Fair users can get sometimes get temporary and partial relief through the rulemaking process run by the Copyright Office, but that only underscores the fundamental problem: Section 1201(a) of the DMCA turned the right to make fair uses into a contingent privilege that you have to beg for in advance – with no binding legal standards to protect your right to speak.
That’s why we sued the government on behalf of security researcher Matthew Green and technologist bunnie Huang, working with law firm Wilson Sonsini Goodrich & Rosati. The case is now on appeal, and we’ve just concluded the briefing, with amicus support from law professors, disability rights advocates, filmmakers, and more.

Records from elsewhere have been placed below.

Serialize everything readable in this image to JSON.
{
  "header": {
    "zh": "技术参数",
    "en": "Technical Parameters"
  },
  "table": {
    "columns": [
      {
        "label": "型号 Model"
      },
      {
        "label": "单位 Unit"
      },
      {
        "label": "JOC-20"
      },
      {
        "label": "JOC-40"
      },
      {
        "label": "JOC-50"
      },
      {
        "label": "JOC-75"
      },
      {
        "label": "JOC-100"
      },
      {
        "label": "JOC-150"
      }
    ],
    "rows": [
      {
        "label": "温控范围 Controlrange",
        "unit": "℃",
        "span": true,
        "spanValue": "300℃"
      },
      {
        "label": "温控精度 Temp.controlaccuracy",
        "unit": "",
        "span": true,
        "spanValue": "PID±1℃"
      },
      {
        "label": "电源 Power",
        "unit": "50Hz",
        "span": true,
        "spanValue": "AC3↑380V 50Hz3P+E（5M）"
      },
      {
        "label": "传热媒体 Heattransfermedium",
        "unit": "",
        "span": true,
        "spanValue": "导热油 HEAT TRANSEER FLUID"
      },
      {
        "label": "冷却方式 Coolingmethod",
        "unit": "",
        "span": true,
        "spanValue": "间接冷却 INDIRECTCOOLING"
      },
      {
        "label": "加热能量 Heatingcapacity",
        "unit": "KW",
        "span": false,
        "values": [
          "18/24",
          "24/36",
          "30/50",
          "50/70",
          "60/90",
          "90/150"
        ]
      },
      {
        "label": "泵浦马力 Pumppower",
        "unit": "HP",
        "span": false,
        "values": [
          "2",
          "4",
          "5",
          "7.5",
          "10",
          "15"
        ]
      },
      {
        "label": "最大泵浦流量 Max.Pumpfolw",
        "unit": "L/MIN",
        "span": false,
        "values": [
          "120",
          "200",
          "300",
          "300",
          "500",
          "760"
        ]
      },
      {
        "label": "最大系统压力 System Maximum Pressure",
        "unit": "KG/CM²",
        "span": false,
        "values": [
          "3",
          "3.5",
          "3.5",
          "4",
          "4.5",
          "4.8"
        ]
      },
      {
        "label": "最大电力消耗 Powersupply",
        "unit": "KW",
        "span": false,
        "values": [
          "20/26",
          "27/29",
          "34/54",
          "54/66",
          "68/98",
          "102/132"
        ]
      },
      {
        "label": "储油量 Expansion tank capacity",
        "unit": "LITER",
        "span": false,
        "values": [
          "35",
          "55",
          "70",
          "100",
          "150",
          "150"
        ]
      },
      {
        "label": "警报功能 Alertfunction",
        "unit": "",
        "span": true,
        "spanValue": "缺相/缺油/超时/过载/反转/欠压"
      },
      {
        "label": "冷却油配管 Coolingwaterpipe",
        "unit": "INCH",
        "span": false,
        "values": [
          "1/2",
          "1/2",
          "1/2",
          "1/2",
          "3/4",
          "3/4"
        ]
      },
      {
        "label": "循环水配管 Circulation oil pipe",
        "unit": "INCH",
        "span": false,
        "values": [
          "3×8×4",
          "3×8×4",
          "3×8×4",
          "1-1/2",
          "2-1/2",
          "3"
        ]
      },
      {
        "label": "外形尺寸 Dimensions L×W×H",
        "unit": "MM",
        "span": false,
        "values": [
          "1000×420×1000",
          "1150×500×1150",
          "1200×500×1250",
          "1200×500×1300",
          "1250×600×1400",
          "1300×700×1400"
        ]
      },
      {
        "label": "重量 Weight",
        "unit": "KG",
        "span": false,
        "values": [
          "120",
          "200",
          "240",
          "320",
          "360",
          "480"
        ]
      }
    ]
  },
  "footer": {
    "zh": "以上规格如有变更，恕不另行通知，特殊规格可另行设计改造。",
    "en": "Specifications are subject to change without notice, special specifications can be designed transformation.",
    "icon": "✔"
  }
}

The government defends the law by arguing that it only burdens conduct, not speech. Nonsense: the law is a direct ban on accessing information so that it can be communicated and adapted. It also directly bans providing instructions on how to do this in the form of software or a service. It restricts a wide range of legitimate speech, without adding much if anything to the government’s arsenal of tools to combat actual copyright infringement. Since someone circumventing in order to infringe is already an infringer, the law primarily impacts people who are circumventing for a non-infringing purpose, such as research, education, or just to enjoy the e-book they bought.
This disastrous law has interfered with creativity, research, and innovation for far too long. We hope the Court of Appeals for the D.C. Circuit agrees and restores the traditional balance between rightsholders and subsequent speakers.